When I was a kid I wanted to be a firefighter to help people in crisis. But I also wondered about spiritual things, like where do we come from and where are we going? Later on, I went to divinity school, where I heard about becoming a hospital chaplain. That appealed to me because you get to be around people from different backgrounds and faiths, and you’re there to help patients and their families when they’re struggling.
Right before I started my residency at NewYork-Presbyterian, I had a close friend who was in a bad bicycle-versus-motor vehicle accident. He ended up in the hospital. I was with him and his family, and there were times when he was awake and couldn’t talk, and I remember how distressing that was for everybody.
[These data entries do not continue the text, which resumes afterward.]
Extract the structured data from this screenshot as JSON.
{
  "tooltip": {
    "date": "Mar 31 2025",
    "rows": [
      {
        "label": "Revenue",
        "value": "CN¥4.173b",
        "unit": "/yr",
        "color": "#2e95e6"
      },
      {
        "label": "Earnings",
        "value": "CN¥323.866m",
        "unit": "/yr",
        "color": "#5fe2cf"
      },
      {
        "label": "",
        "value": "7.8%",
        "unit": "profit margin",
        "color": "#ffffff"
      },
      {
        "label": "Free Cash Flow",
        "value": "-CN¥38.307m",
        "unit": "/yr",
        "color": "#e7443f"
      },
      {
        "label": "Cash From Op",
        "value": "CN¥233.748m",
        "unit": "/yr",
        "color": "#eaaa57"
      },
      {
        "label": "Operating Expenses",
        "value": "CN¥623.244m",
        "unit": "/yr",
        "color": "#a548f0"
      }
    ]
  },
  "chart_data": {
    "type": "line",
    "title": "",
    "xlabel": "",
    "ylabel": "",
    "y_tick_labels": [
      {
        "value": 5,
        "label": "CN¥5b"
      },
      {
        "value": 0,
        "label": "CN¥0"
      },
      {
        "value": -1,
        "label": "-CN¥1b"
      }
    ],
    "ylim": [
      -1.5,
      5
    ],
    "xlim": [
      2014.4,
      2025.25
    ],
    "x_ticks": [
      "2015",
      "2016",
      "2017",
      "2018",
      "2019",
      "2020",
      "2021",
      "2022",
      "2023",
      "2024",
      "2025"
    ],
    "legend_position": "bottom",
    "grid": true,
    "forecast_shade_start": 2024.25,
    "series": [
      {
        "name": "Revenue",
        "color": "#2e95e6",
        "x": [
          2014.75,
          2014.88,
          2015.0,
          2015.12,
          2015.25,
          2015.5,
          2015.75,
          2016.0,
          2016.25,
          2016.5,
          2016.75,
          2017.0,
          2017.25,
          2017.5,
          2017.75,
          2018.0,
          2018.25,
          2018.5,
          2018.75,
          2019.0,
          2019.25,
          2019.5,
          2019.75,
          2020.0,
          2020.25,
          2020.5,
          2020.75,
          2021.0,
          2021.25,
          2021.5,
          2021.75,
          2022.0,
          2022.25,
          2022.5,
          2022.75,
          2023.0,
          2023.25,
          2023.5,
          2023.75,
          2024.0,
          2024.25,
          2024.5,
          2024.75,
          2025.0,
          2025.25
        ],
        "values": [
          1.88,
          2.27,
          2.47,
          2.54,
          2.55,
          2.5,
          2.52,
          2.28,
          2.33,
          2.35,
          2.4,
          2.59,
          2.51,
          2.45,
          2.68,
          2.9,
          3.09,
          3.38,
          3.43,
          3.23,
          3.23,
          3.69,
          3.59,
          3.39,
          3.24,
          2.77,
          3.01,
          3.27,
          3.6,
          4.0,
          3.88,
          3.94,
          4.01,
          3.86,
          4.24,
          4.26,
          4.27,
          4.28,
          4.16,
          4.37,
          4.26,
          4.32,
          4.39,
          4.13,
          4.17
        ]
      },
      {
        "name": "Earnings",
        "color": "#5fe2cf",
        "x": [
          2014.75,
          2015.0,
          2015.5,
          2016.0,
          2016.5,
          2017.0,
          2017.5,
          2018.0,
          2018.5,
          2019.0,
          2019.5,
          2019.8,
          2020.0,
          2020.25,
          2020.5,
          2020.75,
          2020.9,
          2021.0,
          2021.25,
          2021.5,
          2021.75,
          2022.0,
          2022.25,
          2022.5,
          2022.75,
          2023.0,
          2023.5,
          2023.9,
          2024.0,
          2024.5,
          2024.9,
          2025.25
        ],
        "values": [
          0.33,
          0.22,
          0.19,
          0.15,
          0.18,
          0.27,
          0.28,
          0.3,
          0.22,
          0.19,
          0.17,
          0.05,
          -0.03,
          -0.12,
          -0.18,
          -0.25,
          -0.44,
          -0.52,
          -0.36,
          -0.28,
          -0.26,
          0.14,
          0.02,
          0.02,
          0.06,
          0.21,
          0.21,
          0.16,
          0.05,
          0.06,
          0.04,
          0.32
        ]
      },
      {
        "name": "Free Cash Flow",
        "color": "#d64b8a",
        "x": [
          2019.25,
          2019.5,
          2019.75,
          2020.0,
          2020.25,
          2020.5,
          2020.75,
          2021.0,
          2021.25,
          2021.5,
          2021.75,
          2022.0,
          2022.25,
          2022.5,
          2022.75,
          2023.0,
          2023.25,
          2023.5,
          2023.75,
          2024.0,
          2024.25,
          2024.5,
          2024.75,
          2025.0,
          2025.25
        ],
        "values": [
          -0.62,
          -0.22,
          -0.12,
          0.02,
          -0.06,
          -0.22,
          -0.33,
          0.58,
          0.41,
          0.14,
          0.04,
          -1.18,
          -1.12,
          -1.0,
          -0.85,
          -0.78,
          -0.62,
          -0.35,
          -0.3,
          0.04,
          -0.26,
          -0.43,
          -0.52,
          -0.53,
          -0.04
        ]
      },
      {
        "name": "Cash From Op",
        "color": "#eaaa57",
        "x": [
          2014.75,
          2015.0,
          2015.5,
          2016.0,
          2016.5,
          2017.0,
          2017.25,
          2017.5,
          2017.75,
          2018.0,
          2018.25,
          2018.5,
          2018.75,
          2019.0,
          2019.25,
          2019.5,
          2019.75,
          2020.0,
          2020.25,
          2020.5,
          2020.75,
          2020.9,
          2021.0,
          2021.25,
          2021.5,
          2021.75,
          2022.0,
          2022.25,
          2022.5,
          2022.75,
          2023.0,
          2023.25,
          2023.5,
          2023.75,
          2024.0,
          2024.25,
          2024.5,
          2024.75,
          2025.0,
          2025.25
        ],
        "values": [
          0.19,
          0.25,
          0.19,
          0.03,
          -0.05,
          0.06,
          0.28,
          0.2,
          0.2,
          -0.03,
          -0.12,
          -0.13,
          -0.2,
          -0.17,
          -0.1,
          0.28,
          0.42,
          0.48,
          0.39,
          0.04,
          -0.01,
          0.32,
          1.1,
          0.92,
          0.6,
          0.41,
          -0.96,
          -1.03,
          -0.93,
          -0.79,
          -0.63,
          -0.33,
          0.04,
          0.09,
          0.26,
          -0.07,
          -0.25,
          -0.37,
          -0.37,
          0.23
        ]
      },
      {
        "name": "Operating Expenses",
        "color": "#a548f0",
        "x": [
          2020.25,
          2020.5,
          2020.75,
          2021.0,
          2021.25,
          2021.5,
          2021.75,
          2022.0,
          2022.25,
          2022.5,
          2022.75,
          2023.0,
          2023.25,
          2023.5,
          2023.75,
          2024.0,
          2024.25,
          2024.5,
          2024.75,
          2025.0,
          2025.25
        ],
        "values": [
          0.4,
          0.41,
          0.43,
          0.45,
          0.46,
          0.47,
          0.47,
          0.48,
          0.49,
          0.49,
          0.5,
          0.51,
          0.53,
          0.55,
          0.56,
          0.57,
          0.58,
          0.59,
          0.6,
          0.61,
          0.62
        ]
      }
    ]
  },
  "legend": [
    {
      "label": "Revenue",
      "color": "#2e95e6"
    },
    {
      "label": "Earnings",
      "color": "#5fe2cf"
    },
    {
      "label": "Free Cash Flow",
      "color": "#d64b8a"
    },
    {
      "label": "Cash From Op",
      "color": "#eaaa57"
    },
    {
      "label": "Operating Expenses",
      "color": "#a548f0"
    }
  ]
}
I knew when I started my residency at NewYork-Presbyterian that I wanted to be in a similar setting — where I could help people cope with that experience. Or, even if they couldn’t cope with it, just to be with them so they didn’t have to be alone if they didn’t want to be.
When I first started working here, I was assigned to the medical ICU, and part of my ministry was to go door to door to visit each patient. A lot of the patients were awake and alert, but they had a tube in their mouth or in their neck and they couldn’t talk. That was frustrating because I had learned how to provide spiritual care through conversation, and I wasn’t sure how to do that with these people who couldn’t talk. When I saw the large number of people critically ill, on a ventilator, and unable to speak for themselves, I wanted to figure out how to provide spiritual support to them.